Slice it and dice it any way you want, but Temple’s 27-20 overtime loss to Navy came down to one play of one series.
Getting a first-and-goal at the 5 in the last minute of regulation, the logical move for a quarterback who has been hurried the entire day and an offense that can’t get yards on the ground is to roll the quarterback out and try to find a moving receiver target in the end zone.
What did Temple do instead?
Run straight into the teeth of the Navy defense for one yard to set up a second and goal at the 4. A lousy, lousy first down play call considering the personnel available. It wasn’t the only lousy play call. You have a former high school quarterback on your roster (Trey Blair) and you call a reverse pass for someone who never threw a pass in a game before (Amad Anderson)? Lousy call. How about a halfback pass using Blair instead? You have a proven pass-catching tight end (David Martin-Robinson) and you call a key third-down pass to the other tight end who caught only one ball all year? Don’t be surprised when he drops it. Lousy call. Incredibly bad roster awareness. Good coaches scheme to the individual talents of their players and it’s painfully obvious Temple doesn’t have enough good coaches or, worse, they don’t know what their players are capable of doing.
Now back to the most important play call of the day. Not scoring a touchdown on first-and-goal at the 5 is letting down every single kid on the team.
Talk all you want about the subsequent plays in the series, but a fake to the running back on the FIRST play, not the second one, and rolling the pocket could have bought quarterback E.J. Warner the time he needed to find someone–anyone–open in the end zone. No matter how many backup offensive linemen you might have on the field, any self-respecting offensive coordinator has to find a play to scheme a touchdown on a first-and-goal at the 5. Even if he doesn’t find someone, getting Navy on a hold in the end zone is a better outcome than a 1-yard gain up the middle.

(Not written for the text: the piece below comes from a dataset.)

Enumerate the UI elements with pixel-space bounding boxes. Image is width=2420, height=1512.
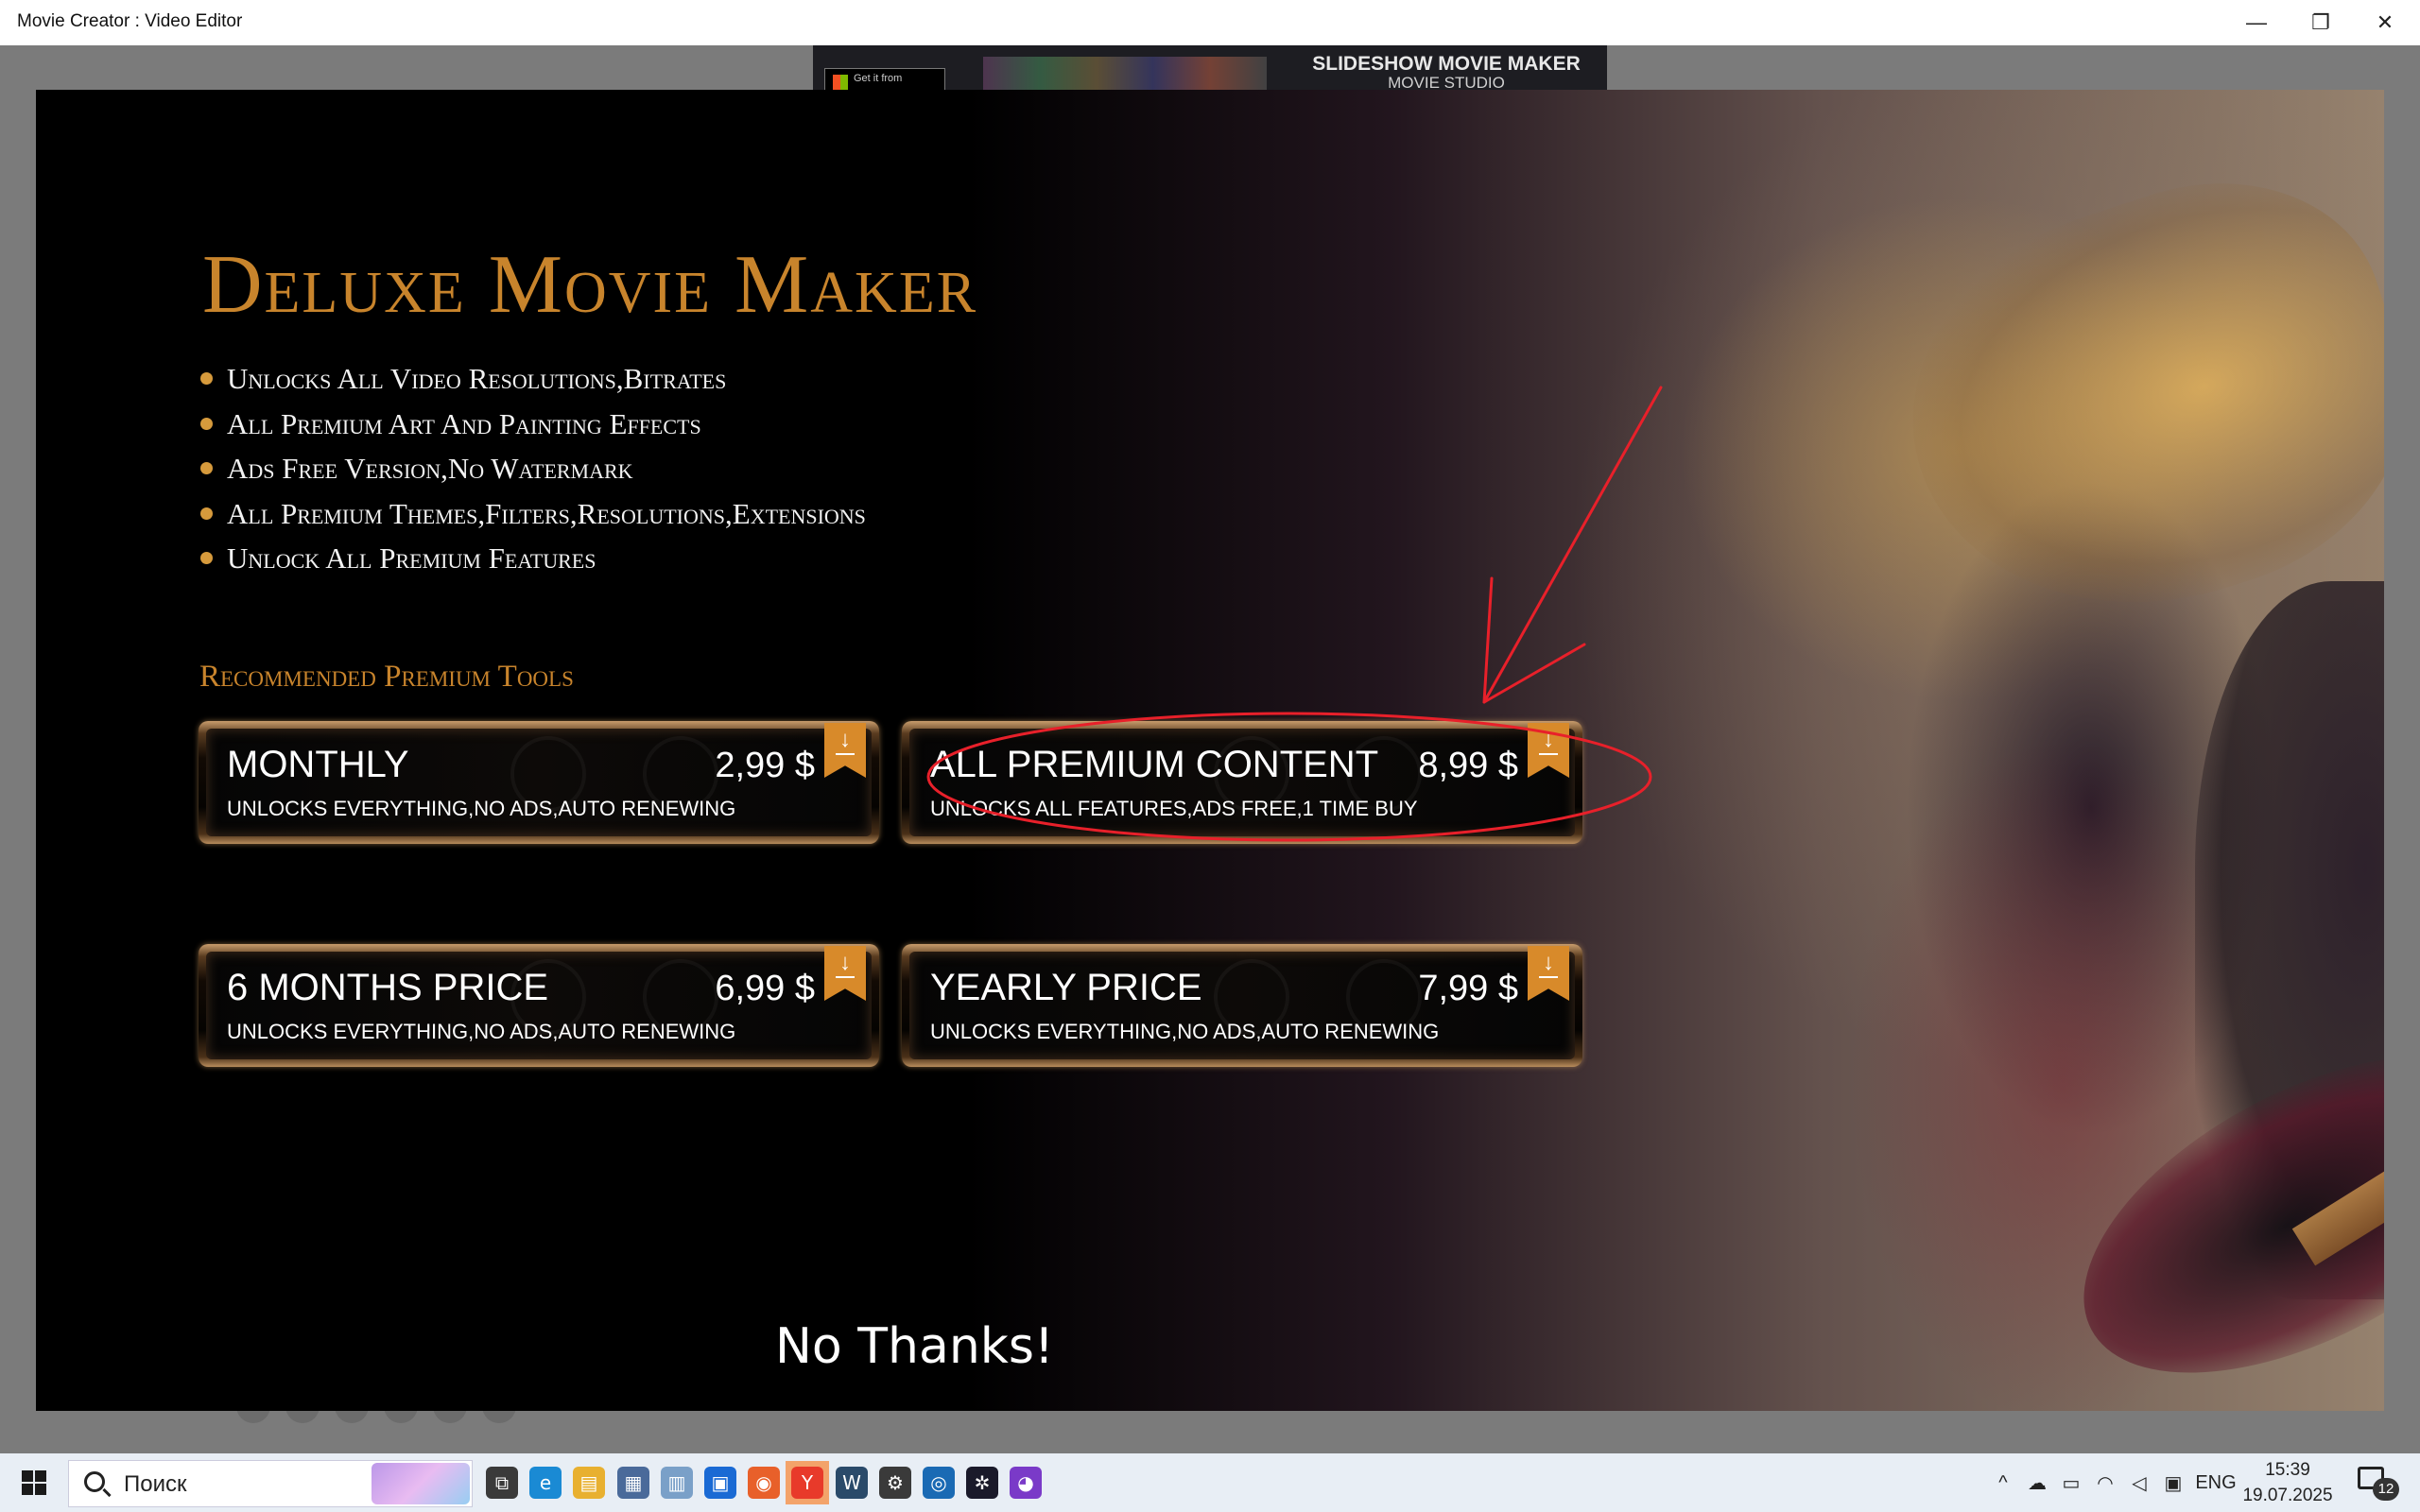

Run on first down and the defense assumes that you’ve got to pass on the next two and adjusts the defense to suit that reality.
The difference there is the difference between winning and losing. Or Temple being up by 24-20 against a triple-option team that had to to the length of the field for the game-winner with a backup quarterback.
Chalk it up as another lesson for an offensive coaching staff that really should have the experience under their belts to not make the same mistakes they’ve been making at other places.
Stan Drayton when he gets better from this recent sickness will have a lot of difficult decisions to make this offseason and one of them should be to go in a new direction in the way of coaching staff leadership on the offensive side of the football.
Danny Langsdorf has come up microscopically small not only Saturday but the entirety of this season and it’s painfully obvious new leadership is needed on that side of the ball.
That said, the other two areas of the team–special teams and defense–contributed to Temple’s loss.
Temple’s offensive woes mean you can’t muff a punt that leads to a Navy touchdown. Defensively, in overtime, Temple has to be aware that there is literally no chance that a backup quarterback that had not completed a pass all game would complete one to beat Temple.
Temple’s defense had to be aware enough to sell out to stop the run from the 25 in overtime, kick the field goal and win the game.
For all of the apologists who say this is a moral victory (none exist in my mind), just remember that a local FCS staff with an entire team of FCS players was able to hold Navy to seven points this season.
If our local FBS team with the luxury of having FBS players was able to do the same, we’d be writing about a 20-7 Temple win today.
Whatever decent effort the players gave yesterday should have resulted in a win. They can mostly thank their coaches that it did not. Stan Drayton is the CEO and, even though he was home watching on TV, he is responsible for repairing this mess.